I bought one of these a couple weeks ago. Great fit and comfortable. $40 price is good too.


----------



## tgraham1 (Jun 30, 2011)

I have an Align as well. I like it. Decent air flow and comfortable. Only complaint I have is that it leaves a pretty serious line on my forehead when I'm done with my ride but I'm sure that happens with every helmet.


----------



## gti2k2000 (Apr 18, 2005)

tgraham1 said:


> I have an Align as well. I like it. Decent air flow and comfortable. Only complaint I have is that it leaves a pretty serious line on my forehead when I'm done with my ride but I'm sure that happens with every helmet.


I think you may be turning the dial a little too tight. You just want to take the "wobble" out, not secure it to your head. That's what the chin strap is for.


----------



## tgraham1 (Jun 30, 2011)

gti2k2000 said:


> I think you may be turning the dial a little too tight. You just want to take the "wobble" out, not secure it to your head. That's what the chin strap is for.


Well that would just make too much sense.
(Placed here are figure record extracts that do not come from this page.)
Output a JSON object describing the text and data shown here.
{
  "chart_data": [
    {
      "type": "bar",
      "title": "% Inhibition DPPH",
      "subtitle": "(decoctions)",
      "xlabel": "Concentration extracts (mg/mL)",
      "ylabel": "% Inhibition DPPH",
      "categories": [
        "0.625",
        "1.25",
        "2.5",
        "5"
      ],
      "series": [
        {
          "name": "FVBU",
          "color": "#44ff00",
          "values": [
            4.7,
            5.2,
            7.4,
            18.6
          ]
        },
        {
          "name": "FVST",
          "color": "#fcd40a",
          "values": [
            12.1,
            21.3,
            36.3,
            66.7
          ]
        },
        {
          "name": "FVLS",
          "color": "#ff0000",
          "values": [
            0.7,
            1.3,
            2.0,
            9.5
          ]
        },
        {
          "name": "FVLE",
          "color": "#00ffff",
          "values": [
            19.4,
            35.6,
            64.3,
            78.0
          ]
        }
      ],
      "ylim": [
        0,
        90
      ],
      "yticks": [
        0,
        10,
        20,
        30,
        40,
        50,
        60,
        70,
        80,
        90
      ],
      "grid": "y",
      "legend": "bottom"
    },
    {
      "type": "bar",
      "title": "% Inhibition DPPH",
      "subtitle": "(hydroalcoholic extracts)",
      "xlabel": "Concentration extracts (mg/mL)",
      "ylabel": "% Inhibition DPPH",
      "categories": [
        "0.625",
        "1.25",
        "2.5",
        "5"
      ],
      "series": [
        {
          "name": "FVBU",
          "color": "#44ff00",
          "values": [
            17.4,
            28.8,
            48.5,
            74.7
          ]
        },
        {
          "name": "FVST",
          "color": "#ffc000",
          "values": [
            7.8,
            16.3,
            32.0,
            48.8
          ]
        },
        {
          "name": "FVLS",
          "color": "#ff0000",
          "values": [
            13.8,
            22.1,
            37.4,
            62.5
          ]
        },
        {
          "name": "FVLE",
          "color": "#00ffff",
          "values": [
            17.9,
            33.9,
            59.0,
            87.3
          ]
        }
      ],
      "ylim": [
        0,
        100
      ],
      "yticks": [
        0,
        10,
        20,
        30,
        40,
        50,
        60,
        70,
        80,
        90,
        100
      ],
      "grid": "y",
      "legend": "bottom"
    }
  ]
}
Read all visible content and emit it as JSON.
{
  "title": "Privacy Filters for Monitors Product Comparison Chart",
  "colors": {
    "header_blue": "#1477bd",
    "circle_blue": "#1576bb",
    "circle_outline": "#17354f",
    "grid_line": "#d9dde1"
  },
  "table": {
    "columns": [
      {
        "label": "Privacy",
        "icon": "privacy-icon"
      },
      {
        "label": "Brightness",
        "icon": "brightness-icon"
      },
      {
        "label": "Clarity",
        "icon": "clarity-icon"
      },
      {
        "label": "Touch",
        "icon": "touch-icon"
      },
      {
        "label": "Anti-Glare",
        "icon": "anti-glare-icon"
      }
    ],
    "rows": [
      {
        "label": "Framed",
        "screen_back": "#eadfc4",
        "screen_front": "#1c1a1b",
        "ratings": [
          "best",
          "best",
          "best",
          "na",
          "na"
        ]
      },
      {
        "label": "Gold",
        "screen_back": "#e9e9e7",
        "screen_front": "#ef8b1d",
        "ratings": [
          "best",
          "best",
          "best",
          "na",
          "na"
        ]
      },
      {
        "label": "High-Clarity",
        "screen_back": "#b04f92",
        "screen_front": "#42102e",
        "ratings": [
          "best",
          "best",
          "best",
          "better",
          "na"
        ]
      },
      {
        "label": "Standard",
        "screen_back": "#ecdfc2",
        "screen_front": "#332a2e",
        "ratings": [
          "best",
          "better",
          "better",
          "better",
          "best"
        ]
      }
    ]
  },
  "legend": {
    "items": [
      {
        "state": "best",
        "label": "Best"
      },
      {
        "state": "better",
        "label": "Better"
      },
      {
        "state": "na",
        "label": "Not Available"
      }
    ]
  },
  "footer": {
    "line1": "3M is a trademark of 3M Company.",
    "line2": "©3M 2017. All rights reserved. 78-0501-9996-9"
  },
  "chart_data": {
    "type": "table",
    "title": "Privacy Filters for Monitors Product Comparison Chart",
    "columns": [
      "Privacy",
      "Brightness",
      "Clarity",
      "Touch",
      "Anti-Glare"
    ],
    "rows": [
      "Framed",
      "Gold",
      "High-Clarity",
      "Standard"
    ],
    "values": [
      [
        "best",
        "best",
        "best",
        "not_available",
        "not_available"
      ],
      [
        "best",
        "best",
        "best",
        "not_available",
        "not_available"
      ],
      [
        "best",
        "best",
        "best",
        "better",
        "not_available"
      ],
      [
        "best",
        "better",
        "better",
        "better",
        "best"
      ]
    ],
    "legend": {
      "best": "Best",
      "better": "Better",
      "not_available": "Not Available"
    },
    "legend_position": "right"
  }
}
The lady at the bike shop cranked it down and said "That's how it's supposed to be" and being a total n00b I just went with it.


----------



## wickedfn4u (Jan 4, 2008)

I always chuckle when I see some one say I want to find a good inexpensive helmet or I really only wanted to spend a few dollars. As some one who literally just went over the bars and first impact was helmet to rocks on path I can say if you have a $40 head buy a $40 helmet. This is something that does not wear out and could save your life. 
It was strange I remember my bike hitting something and stopping my next thought was man I am glad I have a helmet on as my head is impacting the ground and rocks. What a strange thought but thank god for it. Don't skimp!


----------



## gti2k2000 (Apr 18, 2005)

wickedfn4u said:


> I always chuckle when I see some one say I want to find a good inexpensive helmet or I really only wanted to spend a few dollars. As some one who literally just went over the bars and first impact was helmet to rocks on path I can say if you have a $40 head buy a $40 helmet. This is something that does not wear out and could save your life.
> It was strange I remember my bike hitting something and stopping my next thought was man I am glad I have a helmet on as my head is impacting the ground and rocks. What a strange thought but thank god for it. Don't skimp!
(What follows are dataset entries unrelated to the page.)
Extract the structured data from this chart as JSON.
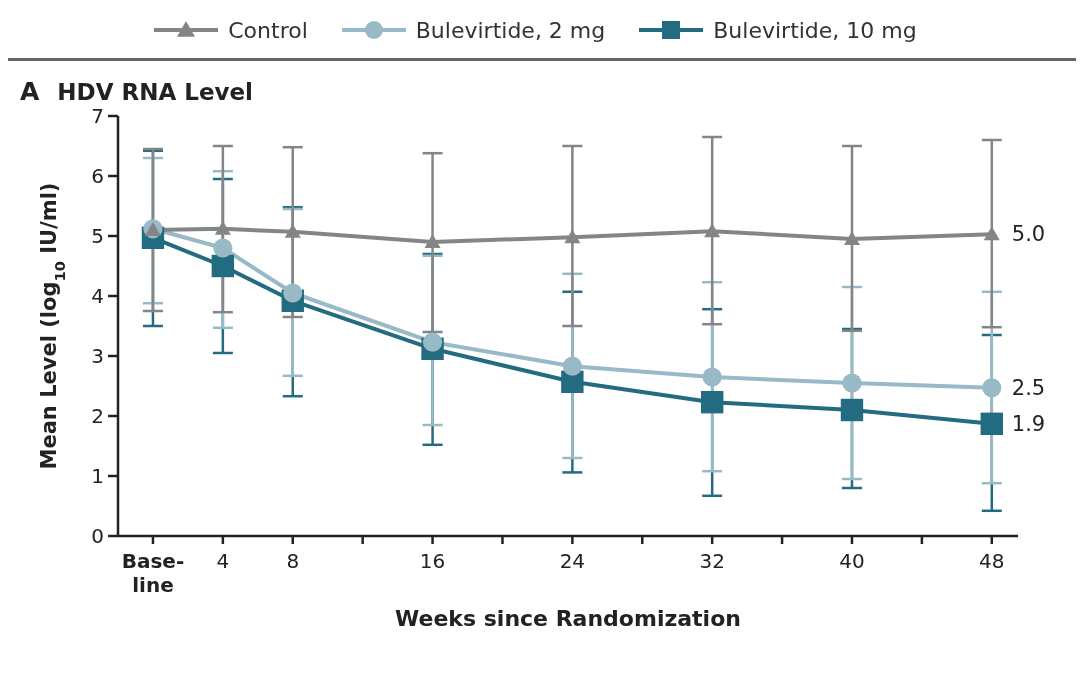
{
  "chart_data": {
    "type": "line",
    "title": "HDV RNA Level",
    "annotations": [
      "A"
    ],
    "xlabel": "Weeks since Randomization",
    "ylabel": "Mean Level (log$_{10}$ IU/ml)",
    "x": [
      0,
      4,
      8,
      16,
      24,
      32,
      40,
      48
    ],
    "xlim": [
      -2,
      49.5
    ],
    "xticks": [
      {
        "value": 0,
        "label": "Base-line"
      },
      4,
      8,
      {
        "value": 12,
        "label": null
      },
      16,
      {
        "value": 20,
        "label": null
      },
      24,
      {
        "value": 28,
        "label": null
      },
      32,
      {
        "value": 36,
        "label": null
      },
      40,
      {
        "value": 44,
        "label": null
      },
      48
    ],
    "ylim": [
      0,
      7
    ],
    "yticks": [
      0,
      1,
      2,
      3,
      4,
      5,
      6,
      7
    ],
    "grid": false,
    "legend": "top",
    "line_style": "solid",
    "series": [
      {
        "name": "Control",
        "color": "#848587",
        "marker": "triangle",
        "values": [
          5.1,
          5.12,
          5.07,
          4.9,
          4.98,
          5.08,
          4.95,
          5.03
        ],
        "errors": [
          [
            3.75,
            6.45
          ],
          [
            3.73,
            6.5
          ],
          [
            3.65,
            6.48
          ],
          [
            3.4,
            6.38
          ],
          [
            3.5,
            6.5
          ],
          [
            3.53,
            6.65
          ],
          [
            3.42,
            6.5
          ],
          [
            3.48,
            6.6
          ]
        ],
        "value_labels": [
          null,
          null,
          null,
          null,
          null,
          null,
          null,
          "5.0"
        ]
      },
      {
        "name": "Bulevirtide, 2 mg",
        "color": "#98b9c6",
        "marker": "circle",
        "values": [
          5.12,
          4.8,
          4.05,
          3.23,
          2.83,
          2.65,
          2.55,
          2.47
        ],
        "errors": [
          [
            3.88,
            6.3
          ],
          [
            3.47,
            6.08
          ],
          [
            2.67,
            5.45
          ],
          [
            1.85,
            4.67
          ],
          [
            1.3,
            4.37
          ],
          [
            1.08,
            4.23
          ],
          [
            0.95,
            4.15
          ],
          [
            0.88,
            4.07
          ]
        ],
        "value_labels": [
          null,
          null,
          null,
          null,
          null,
          null,
          null,
          "2.5"
        ]
      },
      {
        "name": "Bulevirtide, 10 mg",
        "color": "#236b80",
        "marker": "square",
        "values": [
          4.97,
          4.5,
          3.92,
          3.12,
          2.57,
          2.23,
          2.1,
          1.87
        ],
        "errors": [
          [
            3.5,
            6.42
          ],
          [
            3.05,
            5.95
          ],
          [
            2.33,
            5.48
          ],
          [
            1.52,
            4.7
          ],
          [
            1.06,
            4.07
          ],
          [
            0.67,
            3.78
          ],
          [
            0.8,
            3.45
          ],
          [
            0.42,
            3.35
          ]
        ],
        "value_labels": [
          null,
          null,
          null,
          null,
          null,
          null,
          null,
          "1.9"
        ]
      }
    ]
  }
}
The price of the helmet does not indicate the level of protection. They all have to be certified. A high price will probably get you what's hot or trendy at the moment and maybe some features that are no real value. The next year , the same helmet will be a $40 special.

Not wearing out is wrong. Over time the materials deteriorate. If you look at any helmet that has been around a few years you will see little cracks in the surface. That's not just cosmetic.
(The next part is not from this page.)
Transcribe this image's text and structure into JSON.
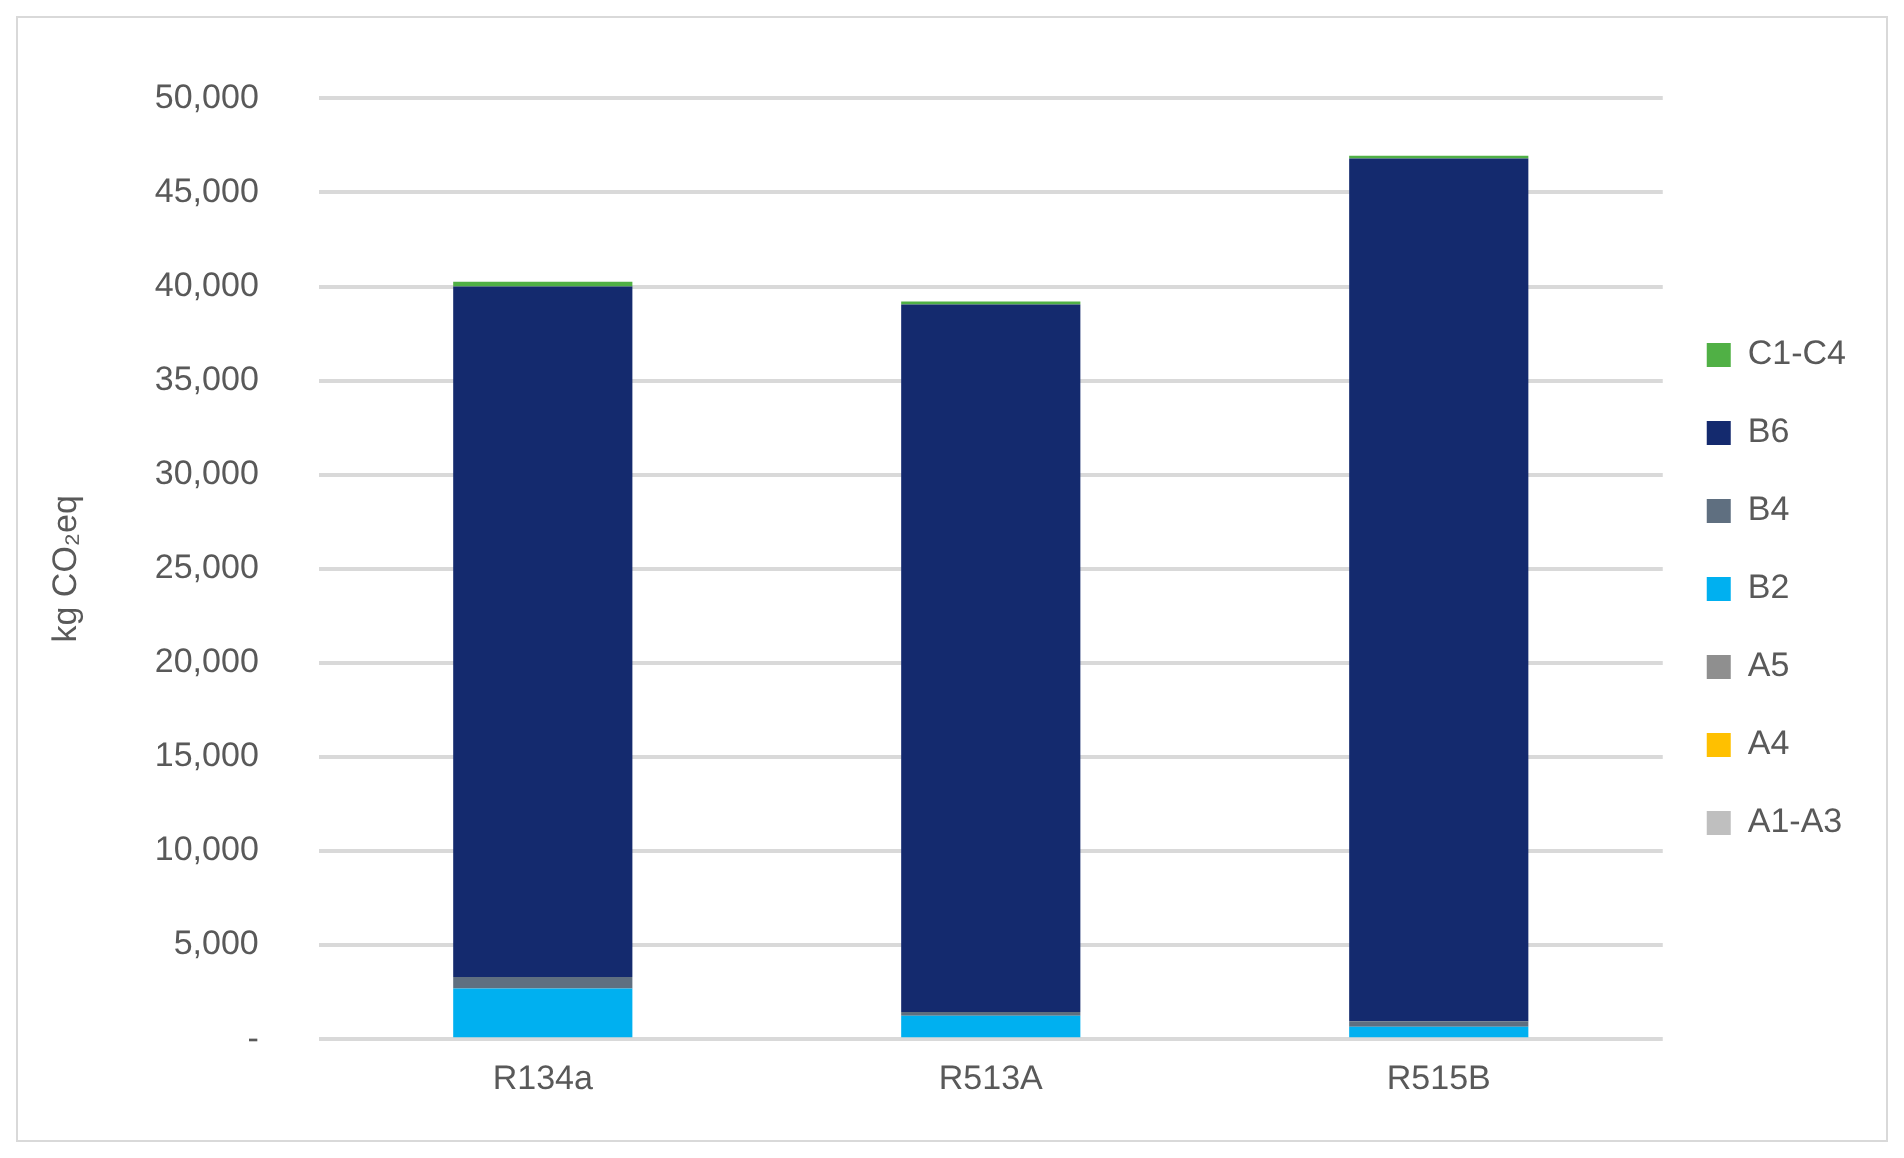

In the end, you want a helmet that 
a. You can afford
b. Fits you well
c. Is comfortable so you will wear it (it won't work sitting on a shelf)


----------



## gti2k2000 (Apr 18, 2005)

tgraham1 said:


> Well that would just make too much sense. The lady at the bike shop cranked it down and said "That's how it's supposed to be" and being a total n00b I just went with it.


You have learned two lessons then. The second being that not everyone behind the counter at a bike shop knows what they are doing.


----------



## markf (Jan 17, 2007)

spending more on a helmet will get you better ventilation and light weight primarily, not better protection. well it might be, but we don't know. but the align tends to fit people well and is reasonably light and airy for the cash. i always recommend spending a bit more on a helmet because it's the one thing you'll wear every time and there really is a difference.


----------



## raspyni (Nov 20, 2007)

*Love My Align*

Just got it last week and have taken a few rides... probably the most comfortable helmet I've ever worn.

I talked to the guy at the bike shop and begged him to tell me the differences between the Align and the $295 helmet in my other hand. He told me the biggest difference was the price.

They both adhere to the same safety standards and the Align weighed a few more grams.

Barry


----------



## Thyamine (Jul 3, 2013)

Finally just bought one of these myself. Prior to it I was using my snowboarding/generic sport helmet, which was finally just getting a little too hot. So far I'm enjoying it, and it definitely was cooler. Some of the slightly more expensive models had some different/more venting, but the Align seems great.


----------